U.S. Government Steps In to Seize Tyrannosaur Fossil in New York
As reported by Everything Dinosaur in previous blog posts, U.S. customs officials have seized the Tarbosaurus fossil that had been controversially sold at auction last month. Yesterday, representatives of the U.S. government seized the fossils of the tyrannosaur, removing the crates in which they were stored to a secret location. This is probably the first step in what will be a fairly drawn out process that will end with the fossil material being returned to Mongolia, where the fossils originated from.
Palaeontologists having examined the Tarbosaurus bataar fossils have declared that the specimen was probably collected illegally between the years 1995 and 2005 and then smuggled out of Mongolia. The eight-metre-long, mounted specimen was sold at auction last month for a sum over one million USD.
The seizure was ordered by a federal judge in Manhattan earlier this week, and on Friday wooden crates holding pieces of the fossil were loaded onto a truck at a Queens storage centre and driven away to an undisclosed location where the remains of this Late Cretaceous predator will be held pending further developments.
In a written statement, the President of Mongolia, Elbegdorj Tsakhia, who had personally intervened to try to prevent the auction back on May 20th commented:
“We are one step closer to bringing this rare tyrannosaur skeleton back home to the people of Mongolia.”
The fossil had been stored at the Cadogan Tate Fine Art gallery, photographs of the removal by U.S. officials were taken by Houston lawyer, Robert Painter, who had been acting on behalf of the Mongolian government in this case.
In a written statement, those responsible for challenging the original auction sale commented:
“Today we send a message to looters all over the world, we will not turn a blind eye to the market place of looted fossils.”
Bolortsetseg Minjin, Director of the Institute for the Study of Mongolian Dinosaurs, took pictures of the removal of the crates as well, saying:
“It’s a very exciting event. It’s just unbelievable. I never expected it would be this fast.”
Although team members at Everything Dinosaur, signed a petition to prevent the actual auction, the sale itself is not at the centre of this dispute. It has been illegal to remove fossils from Mongolia for more than fifty years and the arguments concerned whether the fossil had been smuggled out of Mongolia. The United States had requested the seizure in a lawsuit, stating that the relics had been brought into the USA with documents that disguised the potentially valuable dinosaur skeleton and misrepresented what was actually being imported.
Eric Prokopi, 37, of Gainesville, Florida, the person responsible for bringing the fossils into the States, defended his handling of the skeleton in a written statement on Thursday, saying that he was not an international smuggler and that he had worked since bringing the bones into the country in March 2010 to turn chunks of rocks and broken bones “into an impressive skeleton”.
Mr Prokopi said in a statement:
“I can wholeheartedly say the import documents are not fraudulent, a truth I am confident will be brought to light in the coming weeks.”
When asked to explain the discrepancy between the stated value on the import documentation when compared to the auction sale price, Mr Prokopi added:
“The value was declared much lower than the auction value because, quite simply, it was loose, mostly broken bones and rocks with embedded bones.

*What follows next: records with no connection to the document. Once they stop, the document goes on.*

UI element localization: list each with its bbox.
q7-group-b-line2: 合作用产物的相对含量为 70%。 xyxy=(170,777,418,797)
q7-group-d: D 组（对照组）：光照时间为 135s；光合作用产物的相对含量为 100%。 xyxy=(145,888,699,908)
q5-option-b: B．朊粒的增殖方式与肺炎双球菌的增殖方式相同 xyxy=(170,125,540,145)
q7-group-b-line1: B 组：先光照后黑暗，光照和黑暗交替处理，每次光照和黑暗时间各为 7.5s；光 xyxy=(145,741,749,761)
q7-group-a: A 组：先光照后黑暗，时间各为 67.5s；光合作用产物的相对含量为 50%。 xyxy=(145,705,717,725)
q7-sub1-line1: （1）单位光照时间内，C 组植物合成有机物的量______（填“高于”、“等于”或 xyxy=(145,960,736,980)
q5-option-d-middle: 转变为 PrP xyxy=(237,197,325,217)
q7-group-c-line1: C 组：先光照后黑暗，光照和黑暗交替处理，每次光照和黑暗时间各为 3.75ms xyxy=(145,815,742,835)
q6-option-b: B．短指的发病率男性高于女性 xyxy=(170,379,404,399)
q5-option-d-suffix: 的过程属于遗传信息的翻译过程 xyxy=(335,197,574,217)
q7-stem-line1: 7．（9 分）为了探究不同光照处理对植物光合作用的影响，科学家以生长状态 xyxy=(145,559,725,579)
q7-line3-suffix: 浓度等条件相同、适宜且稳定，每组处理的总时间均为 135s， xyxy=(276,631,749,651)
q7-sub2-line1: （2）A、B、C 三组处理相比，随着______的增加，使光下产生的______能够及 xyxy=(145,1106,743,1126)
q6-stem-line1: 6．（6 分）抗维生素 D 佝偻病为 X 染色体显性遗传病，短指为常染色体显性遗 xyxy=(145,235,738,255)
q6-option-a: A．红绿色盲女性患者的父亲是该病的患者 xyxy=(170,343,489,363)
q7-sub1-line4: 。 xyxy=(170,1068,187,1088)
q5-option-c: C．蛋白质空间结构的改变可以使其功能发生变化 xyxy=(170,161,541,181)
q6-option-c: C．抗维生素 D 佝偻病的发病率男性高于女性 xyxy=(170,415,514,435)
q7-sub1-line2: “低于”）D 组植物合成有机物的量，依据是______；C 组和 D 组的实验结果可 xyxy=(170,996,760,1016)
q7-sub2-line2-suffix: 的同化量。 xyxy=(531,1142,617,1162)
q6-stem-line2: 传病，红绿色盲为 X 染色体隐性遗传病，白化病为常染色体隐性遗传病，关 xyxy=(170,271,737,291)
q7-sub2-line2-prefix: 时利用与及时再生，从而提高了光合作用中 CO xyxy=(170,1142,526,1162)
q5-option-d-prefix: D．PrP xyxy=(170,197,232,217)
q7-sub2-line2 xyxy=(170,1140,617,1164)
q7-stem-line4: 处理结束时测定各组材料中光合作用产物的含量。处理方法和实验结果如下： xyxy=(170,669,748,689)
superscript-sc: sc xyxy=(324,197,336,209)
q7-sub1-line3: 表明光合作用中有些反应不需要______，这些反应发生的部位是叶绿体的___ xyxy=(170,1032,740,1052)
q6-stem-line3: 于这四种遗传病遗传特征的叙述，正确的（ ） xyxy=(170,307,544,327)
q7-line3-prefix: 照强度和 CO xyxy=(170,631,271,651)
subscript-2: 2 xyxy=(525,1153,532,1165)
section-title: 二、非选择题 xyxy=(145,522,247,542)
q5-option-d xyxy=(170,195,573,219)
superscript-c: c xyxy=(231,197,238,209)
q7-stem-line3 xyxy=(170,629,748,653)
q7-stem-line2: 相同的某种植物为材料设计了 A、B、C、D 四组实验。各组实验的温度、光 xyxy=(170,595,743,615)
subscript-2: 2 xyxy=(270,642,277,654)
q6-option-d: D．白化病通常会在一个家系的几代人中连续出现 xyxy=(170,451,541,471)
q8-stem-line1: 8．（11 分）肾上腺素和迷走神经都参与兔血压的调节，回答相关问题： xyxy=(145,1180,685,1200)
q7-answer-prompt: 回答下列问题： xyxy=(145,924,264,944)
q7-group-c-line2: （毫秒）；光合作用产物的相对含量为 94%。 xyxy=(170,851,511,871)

It was not what you see today, a virtually complete, mounted skeleton.”
The bones were valued on the importation documents at only $15,000 USD, but the skeleton Prokopi prepared and put together that was sold at the New York auction last month fetched $1.052 million USD. The sale is contingent on the outcome of litigation involving the dinosaur fossil material.
Although the buyer has not been officially disclosed, Painter said he had been informed that a New York based private gallery owner had made the winning bid at the auction.
We at Everything Dinosaur, hope that this situation is soon resolved. With luck, the fossils will be returned to Mongolia where they can be studied by scientists from the Institute for the Study of Mongolian Dinosaurs, alongside other Tarbosaurus material. Once a more formal study has been made, it might be possible to put the fossils of this Late Cretaceous predator on display so that the people of Mongolia can view an example of their very own tyrannosaur.